¿Alguna vez te ha pasado que estás en un lugar y sientes una especie de fuerza que te envuelve? A mí me ha pasado en contadas ocasiones, como en Canaima o en New York… y me pasó en Ubud, la capital artística y cultural de Bali. No hace falta que estés haciendo o visitando nada en específico, simplemente tienes la sensación de que algo maravilloso está ocurriendo todo el tiempo.
Estando en Ubud tienes todas las opciones el mundo: visitar arrozales o templos (probablemente las imágenes más comunes en las postales y revistas), ver danzas tradicionales, caminar hasta encontrar una cascada recóndita, ir de compras o tomar algo en un café con un diseño que ni en Europa habrás visto… y también todos los extremos. Porque sí, hay muchísimos turistas, pero tampoco es difícil estar en un lugar donde seas el único visitante. Hay templos donde no podrás ni caminar y otros donde tus pasos son el único sonido que escucharás. Arrozales que aparecen en todas las fotos de los instagrammers y unos que no tienen ni nombre, platos con precios de lujo, frutas fresquísimas por unos pocos céntimos.

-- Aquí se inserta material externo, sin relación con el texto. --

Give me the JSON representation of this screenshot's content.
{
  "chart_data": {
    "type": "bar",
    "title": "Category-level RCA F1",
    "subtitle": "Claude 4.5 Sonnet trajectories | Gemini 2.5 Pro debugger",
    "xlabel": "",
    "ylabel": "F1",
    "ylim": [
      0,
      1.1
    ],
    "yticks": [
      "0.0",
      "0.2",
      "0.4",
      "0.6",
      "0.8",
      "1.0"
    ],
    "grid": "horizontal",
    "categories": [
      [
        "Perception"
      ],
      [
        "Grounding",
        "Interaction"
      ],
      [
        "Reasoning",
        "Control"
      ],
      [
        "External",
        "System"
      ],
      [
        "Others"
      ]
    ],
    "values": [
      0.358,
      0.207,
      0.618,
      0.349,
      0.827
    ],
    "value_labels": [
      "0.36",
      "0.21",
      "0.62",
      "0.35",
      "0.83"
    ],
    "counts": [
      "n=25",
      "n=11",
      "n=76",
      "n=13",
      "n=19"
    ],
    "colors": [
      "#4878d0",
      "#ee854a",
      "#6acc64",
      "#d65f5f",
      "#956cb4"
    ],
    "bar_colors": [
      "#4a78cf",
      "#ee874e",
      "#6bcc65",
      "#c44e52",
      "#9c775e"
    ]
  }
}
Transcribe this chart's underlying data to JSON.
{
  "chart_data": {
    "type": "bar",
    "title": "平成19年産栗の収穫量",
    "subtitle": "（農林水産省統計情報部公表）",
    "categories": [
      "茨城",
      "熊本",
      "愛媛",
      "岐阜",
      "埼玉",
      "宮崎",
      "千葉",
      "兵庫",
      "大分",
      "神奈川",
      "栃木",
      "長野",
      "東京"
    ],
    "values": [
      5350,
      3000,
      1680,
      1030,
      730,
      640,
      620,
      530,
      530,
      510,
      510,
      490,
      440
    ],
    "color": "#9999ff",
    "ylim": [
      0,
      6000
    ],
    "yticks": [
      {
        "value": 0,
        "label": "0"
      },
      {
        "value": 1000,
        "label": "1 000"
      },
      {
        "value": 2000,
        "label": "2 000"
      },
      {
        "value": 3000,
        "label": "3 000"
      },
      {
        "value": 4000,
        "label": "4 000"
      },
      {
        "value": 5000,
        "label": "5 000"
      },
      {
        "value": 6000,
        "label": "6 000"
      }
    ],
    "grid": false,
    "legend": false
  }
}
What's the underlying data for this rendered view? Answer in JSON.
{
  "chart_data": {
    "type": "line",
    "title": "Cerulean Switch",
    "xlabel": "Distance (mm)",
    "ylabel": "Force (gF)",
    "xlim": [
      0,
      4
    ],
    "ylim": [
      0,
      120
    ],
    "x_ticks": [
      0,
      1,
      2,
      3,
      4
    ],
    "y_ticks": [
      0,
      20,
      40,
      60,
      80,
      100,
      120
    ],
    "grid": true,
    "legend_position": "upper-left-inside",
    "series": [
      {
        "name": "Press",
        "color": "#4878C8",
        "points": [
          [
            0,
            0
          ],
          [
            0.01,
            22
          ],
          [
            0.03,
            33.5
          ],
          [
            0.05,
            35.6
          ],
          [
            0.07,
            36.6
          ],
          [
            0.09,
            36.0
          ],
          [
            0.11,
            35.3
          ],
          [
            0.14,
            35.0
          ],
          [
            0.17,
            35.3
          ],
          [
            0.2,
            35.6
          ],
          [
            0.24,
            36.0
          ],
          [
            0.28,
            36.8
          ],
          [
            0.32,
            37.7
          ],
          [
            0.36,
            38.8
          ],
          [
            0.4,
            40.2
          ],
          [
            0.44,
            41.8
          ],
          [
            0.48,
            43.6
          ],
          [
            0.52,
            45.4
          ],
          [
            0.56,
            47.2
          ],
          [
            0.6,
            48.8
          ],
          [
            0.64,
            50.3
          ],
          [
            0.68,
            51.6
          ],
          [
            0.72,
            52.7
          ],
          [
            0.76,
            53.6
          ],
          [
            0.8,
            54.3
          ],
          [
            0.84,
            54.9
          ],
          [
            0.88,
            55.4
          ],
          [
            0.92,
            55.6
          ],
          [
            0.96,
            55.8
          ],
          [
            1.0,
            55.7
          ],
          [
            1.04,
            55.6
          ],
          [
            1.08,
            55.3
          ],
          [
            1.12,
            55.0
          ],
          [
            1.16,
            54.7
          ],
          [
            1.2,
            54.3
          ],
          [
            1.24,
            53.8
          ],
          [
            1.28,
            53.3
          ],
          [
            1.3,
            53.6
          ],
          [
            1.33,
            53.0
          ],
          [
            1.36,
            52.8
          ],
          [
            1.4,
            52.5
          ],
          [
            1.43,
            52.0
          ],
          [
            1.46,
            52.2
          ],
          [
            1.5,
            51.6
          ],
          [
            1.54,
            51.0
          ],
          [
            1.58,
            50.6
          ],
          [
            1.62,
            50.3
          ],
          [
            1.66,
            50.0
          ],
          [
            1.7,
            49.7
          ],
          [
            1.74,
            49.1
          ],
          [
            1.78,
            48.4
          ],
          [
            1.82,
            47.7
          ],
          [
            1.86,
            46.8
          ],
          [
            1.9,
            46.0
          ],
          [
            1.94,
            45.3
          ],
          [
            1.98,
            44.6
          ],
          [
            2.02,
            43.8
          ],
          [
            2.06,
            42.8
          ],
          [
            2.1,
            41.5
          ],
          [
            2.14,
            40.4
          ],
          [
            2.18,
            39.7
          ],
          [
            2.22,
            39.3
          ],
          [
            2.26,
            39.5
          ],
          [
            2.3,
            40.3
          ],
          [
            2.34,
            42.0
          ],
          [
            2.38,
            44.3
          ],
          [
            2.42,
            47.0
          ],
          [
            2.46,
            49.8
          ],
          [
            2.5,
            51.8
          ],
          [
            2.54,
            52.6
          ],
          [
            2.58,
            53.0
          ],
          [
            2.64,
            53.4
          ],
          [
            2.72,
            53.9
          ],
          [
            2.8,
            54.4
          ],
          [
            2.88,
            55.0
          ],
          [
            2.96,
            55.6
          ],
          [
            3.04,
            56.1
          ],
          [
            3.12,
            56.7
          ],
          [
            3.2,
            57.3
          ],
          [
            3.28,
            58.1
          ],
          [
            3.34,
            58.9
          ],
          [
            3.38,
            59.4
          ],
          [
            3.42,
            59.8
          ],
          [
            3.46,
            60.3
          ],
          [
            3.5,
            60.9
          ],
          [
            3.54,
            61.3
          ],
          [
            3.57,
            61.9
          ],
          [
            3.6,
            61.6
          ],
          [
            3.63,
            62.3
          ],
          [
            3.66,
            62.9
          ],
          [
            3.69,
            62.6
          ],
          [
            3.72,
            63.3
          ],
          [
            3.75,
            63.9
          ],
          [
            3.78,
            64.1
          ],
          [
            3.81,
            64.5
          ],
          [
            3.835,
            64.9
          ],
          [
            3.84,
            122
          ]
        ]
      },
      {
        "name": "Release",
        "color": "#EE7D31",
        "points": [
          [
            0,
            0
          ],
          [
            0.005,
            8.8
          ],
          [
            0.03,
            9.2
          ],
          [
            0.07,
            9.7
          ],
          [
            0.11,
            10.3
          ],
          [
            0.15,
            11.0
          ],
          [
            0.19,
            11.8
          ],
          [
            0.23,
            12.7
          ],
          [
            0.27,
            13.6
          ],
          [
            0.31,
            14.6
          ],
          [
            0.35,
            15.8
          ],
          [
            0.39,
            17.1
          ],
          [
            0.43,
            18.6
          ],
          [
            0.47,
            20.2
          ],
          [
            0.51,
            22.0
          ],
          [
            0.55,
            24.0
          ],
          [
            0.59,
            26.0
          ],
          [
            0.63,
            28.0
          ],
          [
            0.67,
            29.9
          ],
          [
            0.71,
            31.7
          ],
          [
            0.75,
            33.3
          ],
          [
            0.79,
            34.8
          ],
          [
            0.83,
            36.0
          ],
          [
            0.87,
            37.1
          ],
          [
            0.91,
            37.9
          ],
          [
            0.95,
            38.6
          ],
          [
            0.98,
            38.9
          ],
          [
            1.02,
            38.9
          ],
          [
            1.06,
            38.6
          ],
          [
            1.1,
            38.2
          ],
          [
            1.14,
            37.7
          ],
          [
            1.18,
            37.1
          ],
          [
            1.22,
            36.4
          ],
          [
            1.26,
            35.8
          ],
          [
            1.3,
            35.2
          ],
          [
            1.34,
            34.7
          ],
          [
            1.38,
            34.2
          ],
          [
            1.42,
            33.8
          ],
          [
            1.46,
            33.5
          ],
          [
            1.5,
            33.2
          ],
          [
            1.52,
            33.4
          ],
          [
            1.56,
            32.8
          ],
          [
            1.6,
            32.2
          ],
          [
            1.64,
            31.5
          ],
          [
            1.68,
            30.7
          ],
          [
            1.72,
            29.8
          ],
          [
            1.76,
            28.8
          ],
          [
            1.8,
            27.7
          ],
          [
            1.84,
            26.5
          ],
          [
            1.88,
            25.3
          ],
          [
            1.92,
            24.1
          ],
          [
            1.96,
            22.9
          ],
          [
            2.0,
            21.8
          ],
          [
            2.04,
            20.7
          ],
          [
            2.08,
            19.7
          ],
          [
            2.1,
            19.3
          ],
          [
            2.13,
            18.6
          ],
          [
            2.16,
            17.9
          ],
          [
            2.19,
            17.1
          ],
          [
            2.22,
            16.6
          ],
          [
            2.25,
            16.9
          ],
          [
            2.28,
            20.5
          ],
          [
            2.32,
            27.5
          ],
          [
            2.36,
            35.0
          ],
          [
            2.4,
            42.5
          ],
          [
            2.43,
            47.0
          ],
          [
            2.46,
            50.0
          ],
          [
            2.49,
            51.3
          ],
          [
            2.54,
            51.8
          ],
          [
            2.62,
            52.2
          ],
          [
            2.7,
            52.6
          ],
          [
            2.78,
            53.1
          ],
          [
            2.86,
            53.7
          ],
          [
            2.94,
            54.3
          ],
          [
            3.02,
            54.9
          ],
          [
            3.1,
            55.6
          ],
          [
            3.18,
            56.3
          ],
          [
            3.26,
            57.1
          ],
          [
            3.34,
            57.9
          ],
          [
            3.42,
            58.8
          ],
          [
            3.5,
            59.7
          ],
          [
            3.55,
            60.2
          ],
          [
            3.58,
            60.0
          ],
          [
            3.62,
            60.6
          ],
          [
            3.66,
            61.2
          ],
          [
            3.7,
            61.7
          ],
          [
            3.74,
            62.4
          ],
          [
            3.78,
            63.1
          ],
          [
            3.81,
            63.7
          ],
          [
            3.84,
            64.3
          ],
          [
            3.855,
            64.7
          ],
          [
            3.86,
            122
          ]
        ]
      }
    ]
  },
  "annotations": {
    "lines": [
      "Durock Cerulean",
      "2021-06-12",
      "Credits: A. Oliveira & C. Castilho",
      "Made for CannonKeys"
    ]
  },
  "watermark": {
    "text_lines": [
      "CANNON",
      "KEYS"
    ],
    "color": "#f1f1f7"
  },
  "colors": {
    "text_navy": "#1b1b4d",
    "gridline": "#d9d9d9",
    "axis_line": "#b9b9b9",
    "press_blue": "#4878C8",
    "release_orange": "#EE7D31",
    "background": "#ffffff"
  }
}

Amé este lugar porque estimulaba los sentidos, porque disfrutaba cada momento. Cada recorrido en moto pasando templo tras templo, mirar al cielo y verlo lleno de cometas (mejor aún en la noche, porque a muchas les ponen luces de colores y es todo un espectáculo), el olor a incienso, a madera quemada, a todo quemado, el exceso de tener todo lo que quieras y a la vez la simplicidad de que no haya nada y a donde quiera que mirabas, sonrisas… siempre las sonrisas. Ubud es mágico.